Last week, a video game designer I’ve been following on Twitter for a while now, Jennifer Scheurle posted asking game developers to post tricks they use to optimize for fun, versus coding a perfect simulation of an environment:
Hey #gamedev, tell me about some brilliant mechanics in games that are hidden from the player to get across a certain feeling. Example:
— Jennifer Scheurle (@Gaohmee) September 1, 2017
The responses were great, and the thread is being picked up by all kinds of video game press. Kinda makes me wish I’d chimed in when I saw the tweet come by amidst the political dumpster fire I generally consume on Twitter, though I don’t specifically have my of my own inventions to post about, so maybe just as well I didn’t. Though I have written about a couple related topics here previously.
The thread kicked off a discussion in a FlightlessCo Slack channel as well — my Terraformist collaborator who is taking the lead on game design for that project found it on Polygon and wanted to discuss; this being his first foray into this type of design.
I love these tricks, both as a designer and a player, but I think it’s telling that many of the responses are about single-player games; in a multiplayer PvP situation there are humans trying to have fun on both ends of the equation — and in a direct head-to-head, thumbing the scale for one of them might have a negative impact on the other. For instance, in Terraformist, a player sending a swarm of combat units against another can’t necessarily just result in warning shots ‘across the bow’ to get their attention, because then the attacking player may feel disadvantaged. And likewise with the defending player. But I am now chewing on ways we can use these things to prevent things like the total annihilation of a player by repeated swarms, as our game is meant to be a persistent multiplayer world, and it sucks when you log in and you’ve been irrecoverably smashed to bits while offline.
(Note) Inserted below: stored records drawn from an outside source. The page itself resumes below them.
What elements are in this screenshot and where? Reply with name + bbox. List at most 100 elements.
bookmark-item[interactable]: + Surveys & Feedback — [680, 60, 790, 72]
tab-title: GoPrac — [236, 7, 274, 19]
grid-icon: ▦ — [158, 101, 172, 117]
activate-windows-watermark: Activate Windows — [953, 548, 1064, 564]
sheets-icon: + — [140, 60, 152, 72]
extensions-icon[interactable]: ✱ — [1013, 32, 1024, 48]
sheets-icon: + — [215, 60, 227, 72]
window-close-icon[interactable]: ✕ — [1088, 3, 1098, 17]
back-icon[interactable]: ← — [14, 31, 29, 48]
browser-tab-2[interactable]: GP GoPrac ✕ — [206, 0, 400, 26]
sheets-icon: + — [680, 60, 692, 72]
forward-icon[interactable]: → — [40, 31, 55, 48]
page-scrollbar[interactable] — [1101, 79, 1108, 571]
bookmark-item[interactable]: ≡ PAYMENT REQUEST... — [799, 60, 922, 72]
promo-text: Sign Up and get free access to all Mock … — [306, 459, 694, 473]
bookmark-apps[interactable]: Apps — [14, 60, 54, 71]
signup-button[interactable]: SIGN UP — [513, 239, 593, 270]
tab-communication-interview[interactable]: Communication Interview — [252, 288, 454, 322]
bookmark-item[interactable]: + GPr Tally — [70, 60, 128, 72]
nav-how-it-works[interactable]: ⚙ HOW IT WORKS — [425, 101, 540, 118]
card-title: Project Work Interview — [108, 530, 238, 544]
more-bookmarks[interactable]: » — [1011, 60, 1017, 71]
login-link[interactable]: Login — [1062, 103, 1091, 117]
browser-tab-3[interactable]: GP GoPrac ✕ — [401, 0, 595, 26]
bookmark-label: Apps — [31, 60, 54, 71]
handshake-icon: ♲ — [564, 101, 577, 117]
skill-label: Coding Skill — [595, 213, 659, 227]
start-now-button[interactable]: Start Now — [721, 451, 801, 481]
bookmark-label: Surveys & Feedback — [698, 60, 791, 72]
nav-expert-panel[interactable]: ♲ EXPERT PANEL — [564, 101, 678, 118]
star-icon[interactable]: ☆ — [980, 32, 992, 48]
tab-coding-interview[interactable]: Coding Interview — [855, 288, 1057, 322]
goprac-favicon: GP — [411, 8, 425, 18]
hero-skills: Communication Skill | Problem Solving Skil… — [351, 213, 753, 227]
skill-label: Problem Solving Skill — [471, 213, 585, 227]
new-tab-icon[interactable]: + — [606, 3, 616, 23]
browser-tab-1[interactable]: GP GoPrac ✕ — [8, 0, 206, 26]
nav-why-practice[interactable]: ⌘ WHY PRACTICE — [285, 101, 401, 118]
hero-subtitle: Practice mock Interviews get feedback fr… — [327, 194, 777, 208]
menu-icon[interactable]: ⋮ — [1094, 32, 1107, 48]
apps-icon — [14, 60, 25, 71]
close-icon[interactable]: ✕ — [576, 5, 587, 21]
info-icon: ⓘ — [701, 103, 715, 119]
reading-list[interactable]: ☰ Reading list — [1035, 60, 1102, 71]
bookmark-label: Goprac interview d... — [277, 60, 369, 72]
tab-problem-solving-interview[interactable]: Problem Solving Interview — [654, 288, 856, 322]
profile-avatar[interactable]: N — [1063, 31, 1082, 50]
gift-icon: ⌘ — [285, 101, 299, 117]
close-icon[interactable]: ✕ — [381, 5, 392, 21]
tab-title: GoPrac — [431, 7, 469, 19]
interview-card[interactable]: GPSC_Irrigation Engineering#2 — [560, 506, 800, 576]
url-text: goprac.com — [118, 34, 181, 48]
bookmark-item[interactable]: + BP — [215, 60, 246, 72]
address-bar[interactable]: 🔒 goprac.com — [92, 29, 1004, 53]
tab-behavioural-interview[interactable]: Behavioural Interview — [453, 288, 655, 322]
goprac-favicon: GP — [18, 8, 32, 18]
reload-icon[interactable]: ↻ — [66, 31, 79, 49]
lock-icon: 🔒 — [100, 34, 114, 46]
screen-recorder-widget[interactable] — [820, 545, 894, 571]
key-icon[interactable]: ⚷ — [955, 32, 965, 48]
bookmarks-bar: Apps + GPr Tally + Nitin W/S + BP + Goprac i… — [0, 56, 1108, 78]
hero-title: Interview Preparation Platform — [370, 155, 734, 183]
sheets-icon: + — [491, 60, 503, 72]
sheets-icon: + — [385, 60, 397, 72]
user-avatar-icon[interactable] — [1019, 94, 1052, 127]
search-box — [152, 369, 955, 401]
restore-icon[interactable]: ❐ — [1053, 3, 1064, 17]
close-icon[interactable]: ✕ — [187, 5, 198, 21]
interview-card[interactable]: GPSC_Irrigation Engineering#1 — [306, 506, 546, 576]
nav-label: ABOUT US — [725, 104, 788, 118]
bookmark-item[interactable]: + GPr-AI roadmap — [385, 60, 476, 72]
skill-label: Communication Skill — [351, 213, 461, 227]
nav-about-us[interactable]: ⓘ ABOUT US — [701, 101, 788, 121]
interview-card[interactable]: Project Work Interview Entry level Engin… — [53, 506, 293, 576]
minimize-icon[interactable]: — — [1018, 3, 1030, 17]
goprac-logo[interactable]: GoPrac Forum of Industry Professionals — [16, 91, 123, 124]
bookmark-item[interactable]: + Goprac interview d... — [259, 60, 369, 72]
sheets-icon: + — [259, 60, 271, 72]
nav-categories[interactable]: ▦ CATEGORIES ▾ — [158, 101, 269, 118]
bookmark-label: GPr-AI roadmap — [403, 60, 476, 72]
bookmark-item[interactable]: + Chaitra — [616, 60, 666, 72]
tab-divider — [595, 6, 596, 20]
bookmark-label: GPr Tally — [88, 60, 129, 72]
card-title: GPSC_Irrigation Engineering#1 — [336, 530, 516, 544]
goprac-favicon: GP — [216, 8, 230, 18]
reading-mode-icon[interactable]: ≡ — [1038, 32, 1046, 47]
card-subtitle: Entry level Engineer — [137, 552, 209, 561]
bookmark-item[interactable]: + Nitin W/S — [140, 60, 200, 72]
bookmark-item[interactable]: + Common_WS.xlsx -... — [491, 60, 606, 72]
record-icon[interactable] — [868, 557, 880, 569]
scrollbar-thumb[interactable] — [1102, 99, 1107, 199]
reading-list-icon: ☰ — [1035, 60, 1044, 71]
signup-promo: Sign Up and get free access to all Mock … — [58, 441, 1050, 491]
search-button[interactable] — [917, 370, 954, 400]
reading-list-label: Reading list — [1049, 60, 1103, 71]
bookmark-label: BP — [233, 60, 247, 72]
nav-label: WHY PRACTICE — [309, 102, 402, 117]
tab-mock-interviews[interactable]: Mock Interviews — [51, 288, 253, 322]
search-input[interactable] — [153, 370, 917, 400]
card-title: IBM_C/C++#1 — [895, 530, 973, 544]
This thread, and the way it’s exploding also has me thinking about “hidden mechanics” in terms of board and tabletop games as well (I’m not alone in wondering about this, I’ve seen the Kotaku article posted in at least one Tabletop Game Design forum). Can there be hidden adjustments to outcomes that the players cannot see? At first blush, this seems incredibly challenging, because these ‘tricks’ are software algorithms on the video game side — calculations/algorithms/rules run behind the scenes before being presented to players visually.
But in the case of a board game (Disregarding for a moment digitally-assisted games, like XCOM, Mansions of Madness 2ed., etc.), the players are the hardware on which the rules are run, and it’s near impossible to hide any part of the simulation from the hardware (this is even damn near impossible even for a computer, without employing bonkers tactics like homomorphic encryption). In a designers thread where this article was discussed, there were some great suggestions, such as Pandemic’s “Intensify” where discarded danger cards are reshuffled atop the draw deck to adjust the probability agains the players. This feels close to me, but an experienced player, or a probability-minded one can see through this for exactly what it is. It does successfully invoke a feeling of dread as the spreading diseases become “more dangerous” — so it’s a great mechanic, but it isn’t hidden, because the calculation is still being performed out in the open.
Another instance that feels close is the adventure-picking in Above and Below. In this instance, the algorithm of navigating the story tree is run in secret (it uses another person as ‘hardware’) as you choose your actions, but in the end, you’ll eventually have your turn with the book, and you could always pry at any page you wish to see what trickery had been at play. Or you could read the whole book ahead of time.
One-versus-many games (Fury of Dracula, Scotland Yard, Hero Quest, et al.) become another interesting case here, though as with the Above and Below quest book, any obscured mechanic becomes transparent as soon as a player enters the ‘versus many’ seat; since that player needs to understand the game state manipulations they’re making, in order to execute them. And even in this case, they’re not immune from unexpected transparency. In one Short Story RPG story, which, like all Short Story RPG adventures, is a ‘one-shot’, I included a no-fail situation which the Story Master was directed to make the players continue rolling for Difficulty throughout as an attempt to heighten tension. Surely it would be possible to hide a mechanic in a game that was meant to be played only once, right? Unfortunately, one group of testers managed to roll a critical failure right at the outset of the ‘no-fail’ encounter, but of course nothing bad happened, and the magic evaporated. It came close, but ultimately wasn’t able to completely “hide” the mechanics from the players.
In fact, I think without some kind of true black-box component — which a general-purpose computing device provides for video games or digitally-assisted tabletop — “hidden mechanics” are totally impossible (Perhaps some kind of dice tower, which ships sealed in the box, the internal workings of which are unknown to all players). And I think we as tabletop designers are the poorer for it. “Hidden mechanics” are powerful for video games, and we just simply don’t have them in our toolbox.
I’d love to be convinced otherwise — if you believe strongly that some tabletop game displays the type of fun-enhancing “rule bending” described in Jennifer’s thread, or otherwise successfully implements a “hidden mechanic”, please comment!